From the point of view of a strategy of nonviolent action, a final resolution of this issue is not essential, since the same methods — namely nonviolent action — can be used directly against all the systems of domination. (In contrast, while armed struggle may be used against the capitalist state, it is never advised as a method to challenge patriarchy.) It is useful, in this context, to outline some of the connections between capitalism and these other systems of domination.

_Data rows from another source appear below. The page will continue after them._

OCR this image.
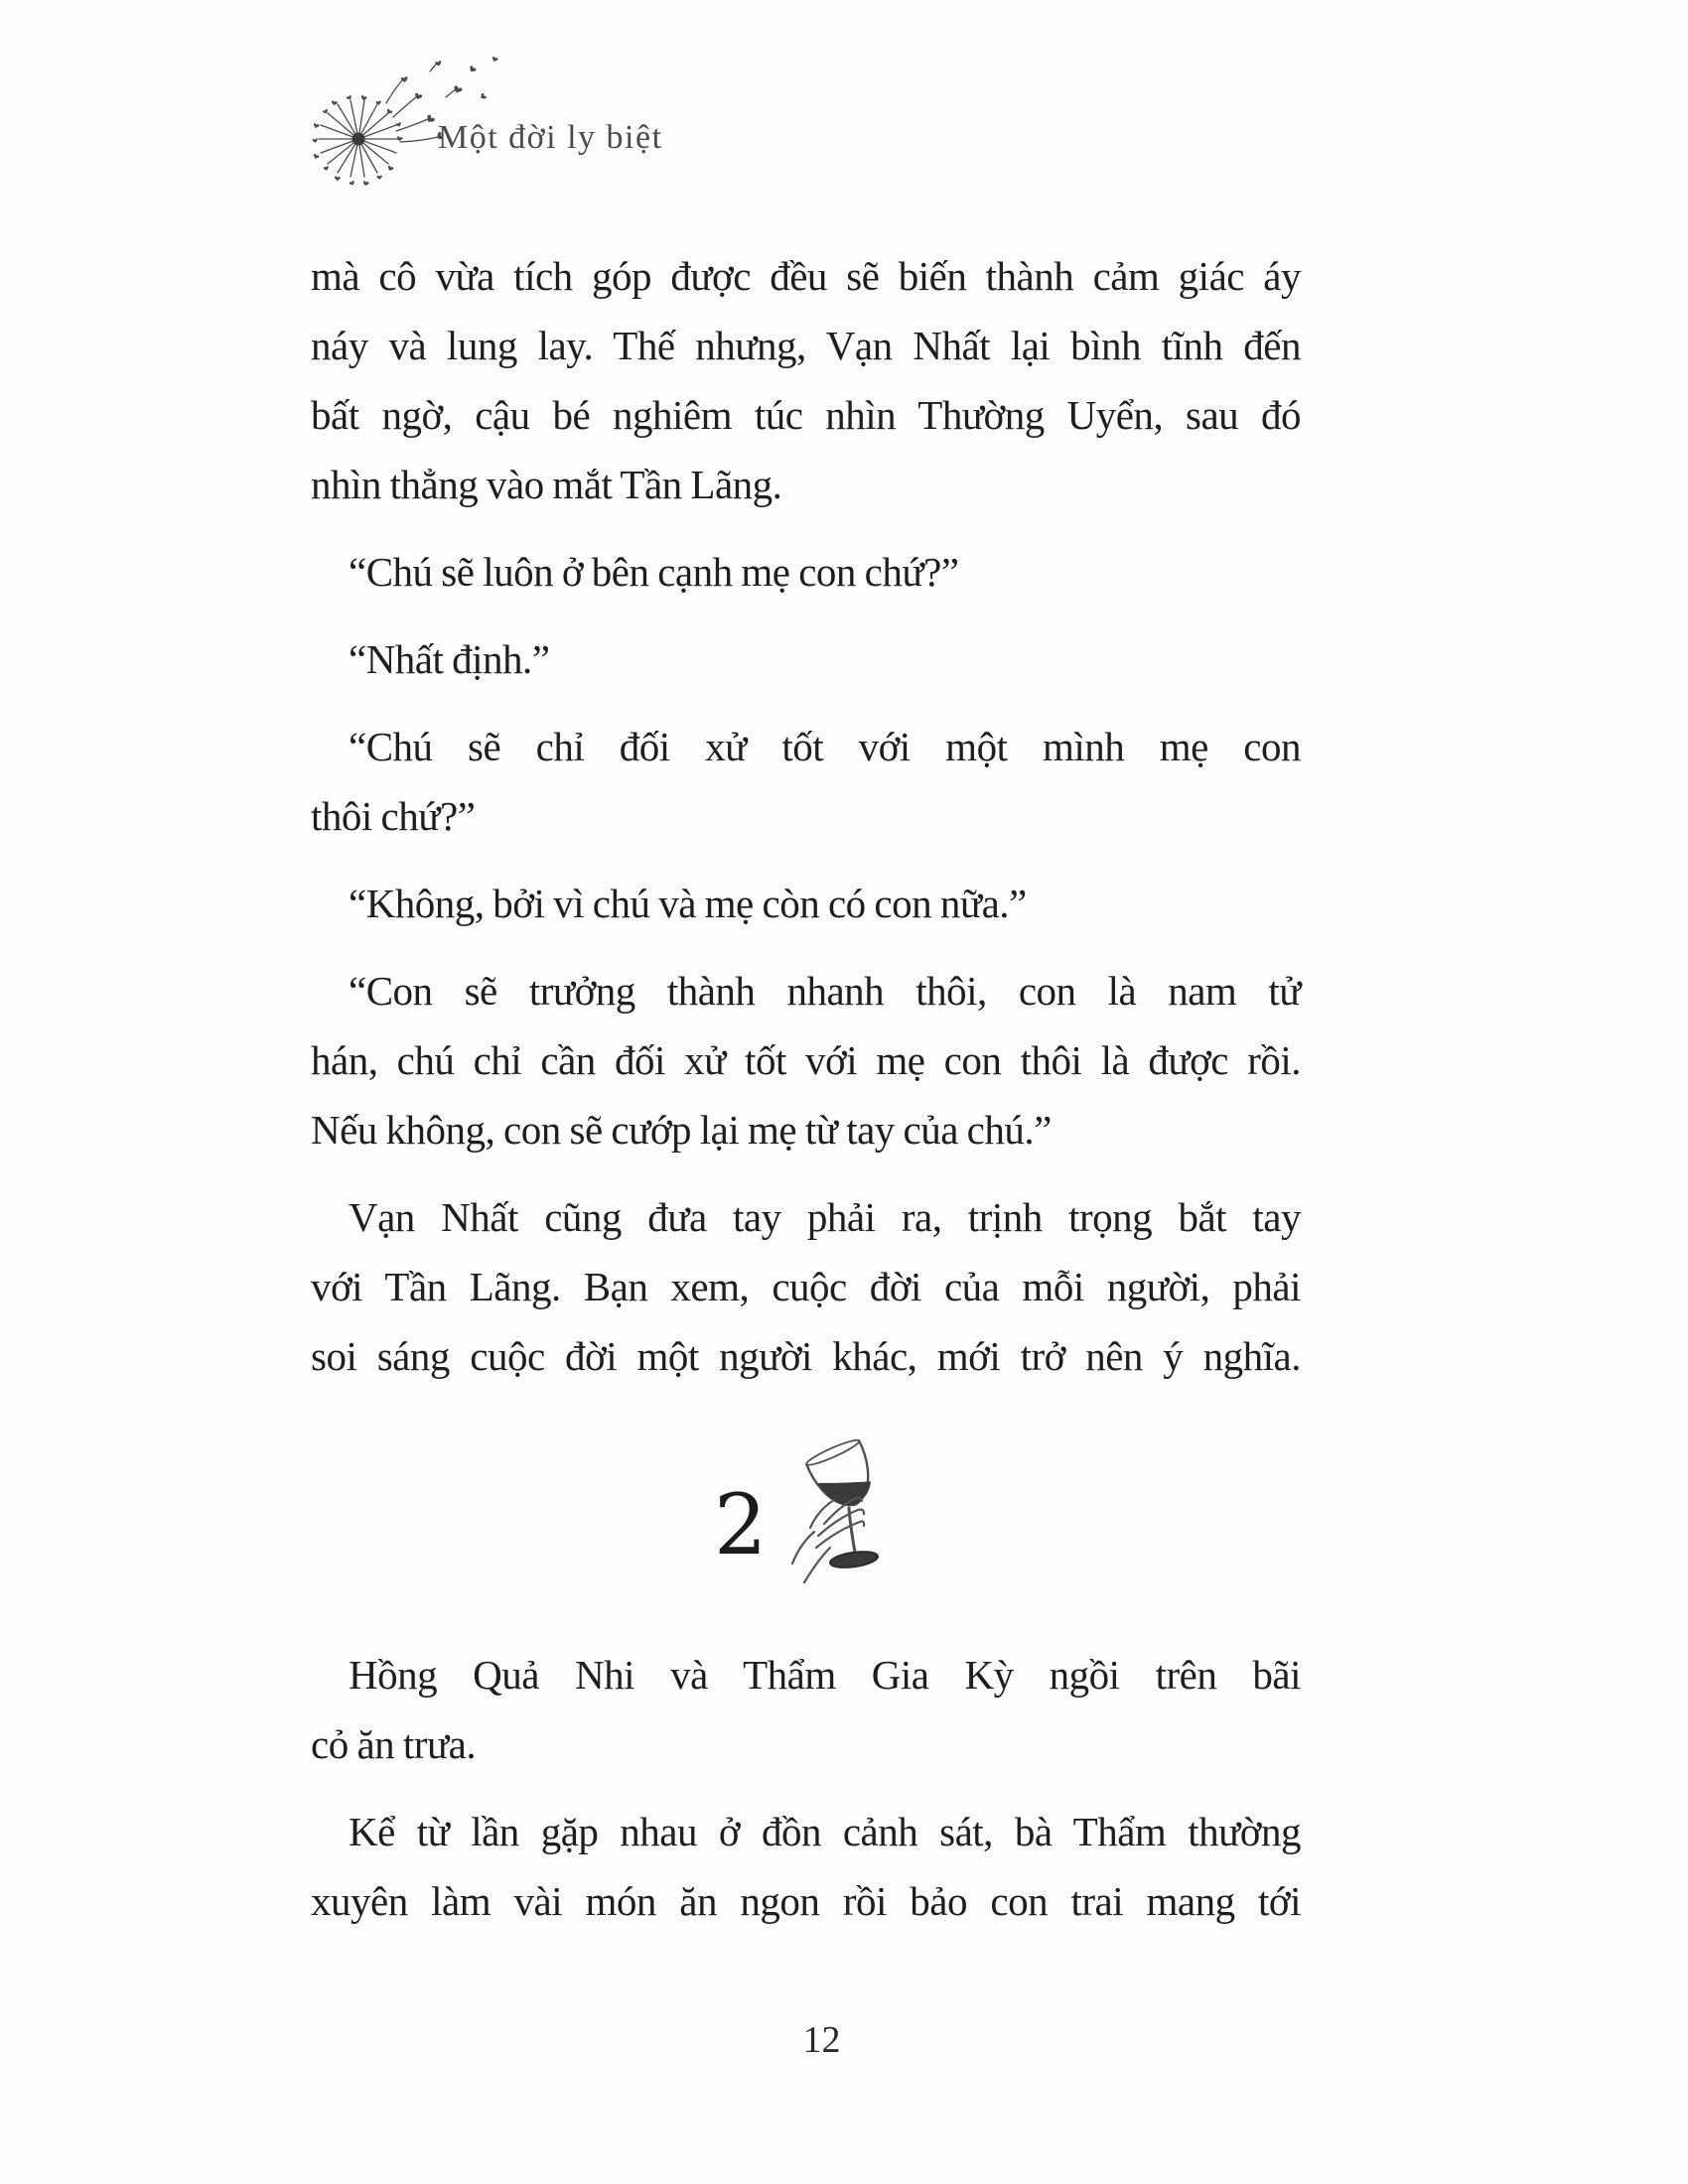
Một đời ly biệt
mà cô vừa tích góp được đều sẽ biến thành cảm giác áy
náy và lung lay. Thế nhưng, Vạn Nhất lại bình tĩnh đến
bất ngờ, cậu bé nghiêm túc nhìn Thường Uyển, sau đó
nhìn thẳng vào mắt Tần Lãng.
“Chú sẽ luôn ở bên cạnh mẹ con chứ?”
“Nhất định.”
“Chú sẽ chỉ đối xử tốt với một mình mẹ con
thôi chứ?”
“Không, bởi vì chú và mẹ còn có con nữa.”
“Con sẽ trưởng thành nhanh thôi, con là nam tử
hán, chú chỉ cần đối xử tốt với mẹ con thôi là được rồi.
Nếu không, con sẽ cướp lại mẹ từ tay của chú.”
Vạn Nhất cũng đưa tay phải ra, trịnh trọng bắt tay
với Tần Lãng. Bạn xem, cuộc đời của mỗi người, phải
soi sáng cuộc đời một người khác, mới trở nên ý nghĩa.
2
Hồng Quả Nhi và Thẩm Gia Kỳ ngồi trên bãi
cỏ ăn trưa.
Kể từ lần gặp nhau ở đồn cảnh sát, bà Thẩm thường
xuyên làm vài món ăn ngon rồi bảo con trai mang tới
12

Down the job hierarchy, male domination is entrenched in many occupations, for example in civil engineering and driving tractors. However, this can change with time and vary from country to country. For example, when typewriters were first introduced, typing was a male occupation. Later it became stereotypically female. Now, with the introduction of personal computers, most users do their own typing. Most job differentiation by sex has little to do with different capabilities and much more to do with advantages for bosses and for men.[25]
Bosses, by catering for men’s interest in having preferment over women for prize jobs, maintain men’s willingness to accept subordination to other men.One way to interpret this is to say that men have used their power as men to prevent women from gaining equality within capitalism. There are some exceptions, especially in the case of inherited wealth. The liberal feminist push for equal opportunity has made significant inroads into male domination in business, though there is a long way to go.

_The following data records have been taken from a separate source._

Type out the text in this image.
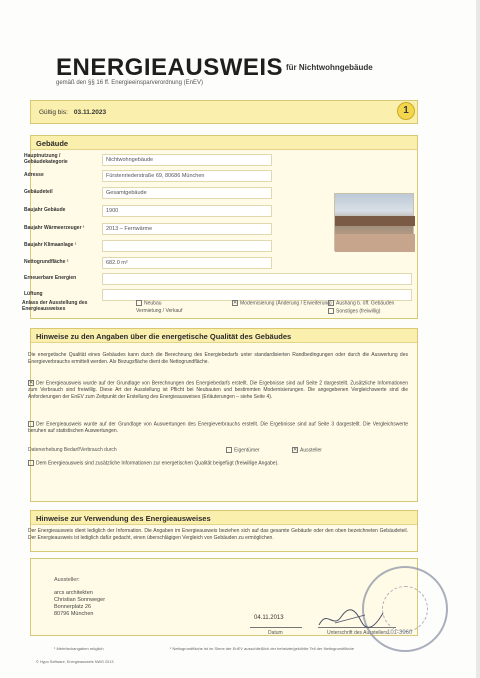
ENERGIEAUSWEIS für Nichtwohngebäude
gemäß den §§ 16 ff. Energieeinsparverordnung (EnEV)
Gültig bis: 03.11.2023	1
Gebäude
Hauptnutzung / Gebäudekategorie	Nichtwohngebäude
Adresse	Fürstenriederstraße 69, 80686 München
Gebäudeteil	Gesamtgebäude
Baujahr Gebäude	1900
Baujahr Wärmeerzeuger ¹	2013 – Fernwärme
Baujahr Klimaanlage ¹
Nettogrundfläche ²	682.0 m²
Erneuerbare Energien
Lüftung
Anlass der Ausstellung des Energieausweises
Neubau
Vermietung / Verkauf
✕ Modernisierung (Änderung / Erweiterung) Aushang b. öff. Gebäuden
Sonstiges (freiwillig)
Hinweise zu den Angaben über die energetische Qualität des Gebäudes
Die energetische Qualität eines Gebäudes kann durch die Berechnung des Energiebedarfs unter standardisierten Randbedingungen oder durch die Auswertung des Energieverbrauchs ermittelt werden. Als Bezugsfläche dient die Nettogrundfläche.
✕ Der Energieausweis wurde auf der Grundlage von Berechnungen des Energiebedarfs erstellt. Die Ergebnisse sind auf Seite 2 dargestellt. Zusätzliche Informationen zum Verbrauch sind freiwillig. Diese Art der Ausstellung ist Pflicht bei Neubauten und bestimmten Modernisierungen. Die angegebenen Vergleichswerte sind die Anforderungen der EnEV zum Zeitpunkt der Erstellung des Energieausweises (Erläuterungen – siehe Seite 4).
Der Energieausweis wurde auf der Grundlage von Auswertungen des Energieverbrauchs erstellt. Die Ergebnisse sind auf Seite 3 dargestellt. Die Vergleichswerte beruhen auf statistischen Auswertungen.
Datenerhebung Bedarf/Verbrauch durch	Eigentümer	✕ Aussteller
Dem Energieausweis sind zusätzliche Informationen zur energetischen Qualität beigefügt (freiwillige Angabe).
Hinweise zur Verwendung des Energieausweises
Der Energieausweis dient lediglich der Information. Die Angaben im Energieausweis beziehen sich auf das gesamte Gebäude oder den oben bezeichneten Gebäudeteil. Der Energieausweis ist lediglich dafür gedacht, einen überschlägigen Vergleich von Gebäuden zu ermöglichen.
Aussteller:
arcs architekten
Christian Sonnweger
Bonnerplatz 26
80796 München
04.11.2013
Datum	Unterschrift des Ausstellers 101-3960
¹ Mehrfachangaben möglich	² Nettogrundfläche ist im Sinne der EnEV ausschließlich der beheizte/gekühlte Teil der Nettogrundfläche
© Hypo Software, Energieausweis NWG 2013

If women gained equality within corporations, would this be a threat to capitalism? Not really, unless women brought different values and behaved differently from men in equivalent positions. All the evidence suggests that women do not behave all that differently: they are much more likely to adapt to the business ethos than to change it.
There is nothing about the system of capitalism that requires men to be in charge. Women can own property and run businesses and in general keep the system going just as well as men. The exception would be if having women in charge was so unacceptable to men that capitalism itself came under attack by men. If capitalism became a uniquely nonsexist system in a sea of male domination, then it could be vulnerable. But this is far from the case. By accommodating women’s demands no faster — and often considerably slower — than other sectors of society, capitalism is in a sort of equilibrium or accommodation with patriarchy.
In principle, the expansion of capitalist relations is a threat to male domination. If women can do an equal or better job, then there is more profit to be made by hiring them and promoting them. A full expansion of the market to child rearing would involve massive expansion of paid child care, with most mothers in the paid workforce. Capitalism thus provides some pressures to undermine patriarchy, but again the outcome in practice is more like an accommodation.
The relations between capitalism and patriarchy are thus complex and variable, sometimes mutually reinforcing and sometimes destabilising. (There are important social and cultural dimensions to patriarchy as well as the economic dimension that is emphasised here.)